RAG (Retrieval Augmented Generation) is a technique to get a language model to answer questions accurately for a particular domain, by first retrieving relevant information from a knowledge source and then generating a response based on that information.

We have provided a local CSV file with data about hybrid cars. The code below reads the CSV file, searches for matches to the user question, and then generates a response based on the information found. Note that this will take longer than any of the previous examples, as it sends more data to the model. If you notice the answer is still not grounded in the data, you can try system engineering or try other models. Generally, RAG is more effective with either larger models or with fine-tuned versions of SLMs.

In [6]:
import csv

SYSTEM_MESSAGE = """
You are a helpful assistant that answers questions about cars based off a hybrid car data set.
You must use the data set to answer the questions, you should not provide any information that is not in the provided sources.
"""

USER_MESSAGE = "how fast is a prius?"

# Open the CSV and store in a list
with open("hybrid.csv", "r") as file:
    reader = csv.reader(file)
    rows = list(reader)

# Normalize the user question to replace punctuation and make lowercase
normalized_message = USER_MESSAGE.lower().replace("?", "").replace("(", " ").replace(")", " ")
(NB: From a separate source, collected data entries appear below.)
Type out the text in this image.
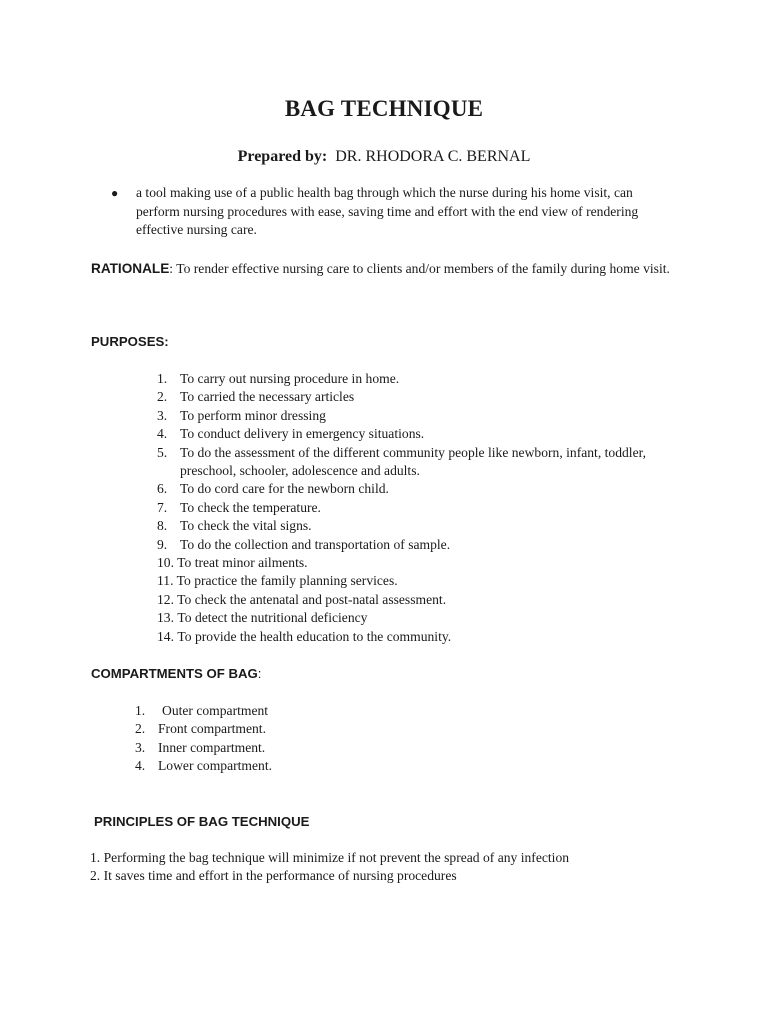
BAG TECHNIQUE
Prepared by: DR. RHODORA C. BERNAL
● a tool making use of a public health bag through which the nurse during his home visit, can perform nursing procedures with ease, saving time and effort with the end view of rendering effective nursing care.
RATIONALE: To render effective nursing care to clients and/or members of the family during home visit.
PURPOSES:
1. To carry out nursing procedure in home.
2. To carried the necessary articles
3. To perform minor dressing
4. To conduct delivery in emergency situations.
5. To do the assessment of the different community people like newborn, infant, toddler, preschool, schooler, adolescence and adults.
6. To do cord care for the newborn child.
7. To check the temperature.
8. To check the vital signs.
9. To do the collection and transportation of sample.
10. To treat minor ailments.
11. To practice the family planning services.
12. To check the antenatal and post-natal assessment.
13. To detect the nutritional deficiency
14. To provide the health education to the community.
COMPARTMENTS OF BAG:
1. Outer compartment
2. Front compartment.
3. Inner compartment.
4. Lower compartment.
PRINCIPLES OF BAG TECHNIQUE
1. Performing the bag technique will minimize if not prevent the spread of any infection
2. It saves time and effort in the performance of nursing procedures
# Search the CSV for user question using very naive search
words = normalized_message.split()
matches = []
for row in rows[1:]:
    # if the word matches any word in row, add the row to the matches
    if any(word in row[0].lower().split() for word in words) or any(word in row[5].lower().split() for word in words):
        matches.append(row)

# Format as a markdown table, since language models understand markdown
matches_table = " | ".join(rows[0]) + "\n" + " | ".join(" --- " for _ in range(len(rows[0]))) + "\n"
matches_table += "\n".join(" | ".join(row) for row in matches)
print(f"Found {len(matches)} matches:")
print(matches_table)

# Now we can use the matches to generate a response
response = client.chat.completions.create(
    model=MODEL_NAME,
    temperature=0.7,
    n=1,
    messages=[
        {"role": "system", "content": SYSTEM_MESSAGE},
        {"role": "user", "content": USER_MESSAGE + "\nSources: " + matches_table},
    ],
)

print("Response:")
print(response.choices[0].message.content)

Found 11 matches:
vehicle | year | msrp | acceleration | mpg | class
 ---  |  ---  |  ---  |  ---  |  ---  |  --- 
Prius (1st Gen) | 1997 | 24509.74 | 7.46 | 41.26 | Compact
Prius (2nd Gen) | 2000 | 26832.25 | 7.97 | 45.23 | Compact
Prius | 2004 | 20355.64 | 9.9 | 46.0 | Midsize
Prius (3rd Gen) | 2009 | 24641.18 | 9.6 | 47.98 | Compact
Prius alpha (V) | 2011 | 30588.35 | 10.0 | 72.92 | Midsize
Prius V | 2011 | 27272.28 | 9.51 | 32.93 | Midsize
Prius C | 2012 | 19006.62 | 9.35 | 50.0 | Compact
Prius PHV | 2012 | 32095.61 | 8.82 | 50.0 | Midsize
Prius C | 2013 | 19080.0 | 8.7 | 50.0 | Compact
Prius | 2013 | 24200.0 | 10.2 | 50.0 | Midsize
Prius Plug-in | 2013 | 32000.0 | 9.17 | 50.0 | Midsize


Response:
 The fastest acceleration among the listed Prius generations is seen in the 2nd Gen (year: 2000) with an acceleration of 7.97 mph/s and in the most recent models like the 3rd Gen (year: 2009), Prius Plug-in (year: 2013), and latest year model, it's the Midsize Prius from 2013 with an acceleration of 10.2 mph/s. However, if we are considering top speed specifically, none of these models explicitly lists their top speed in this dataset. For specific speed information you may need to refer directly to the car manufacturer or trusted third-party resources as they vary depending on many factors such as model configuration and driving conditions among others.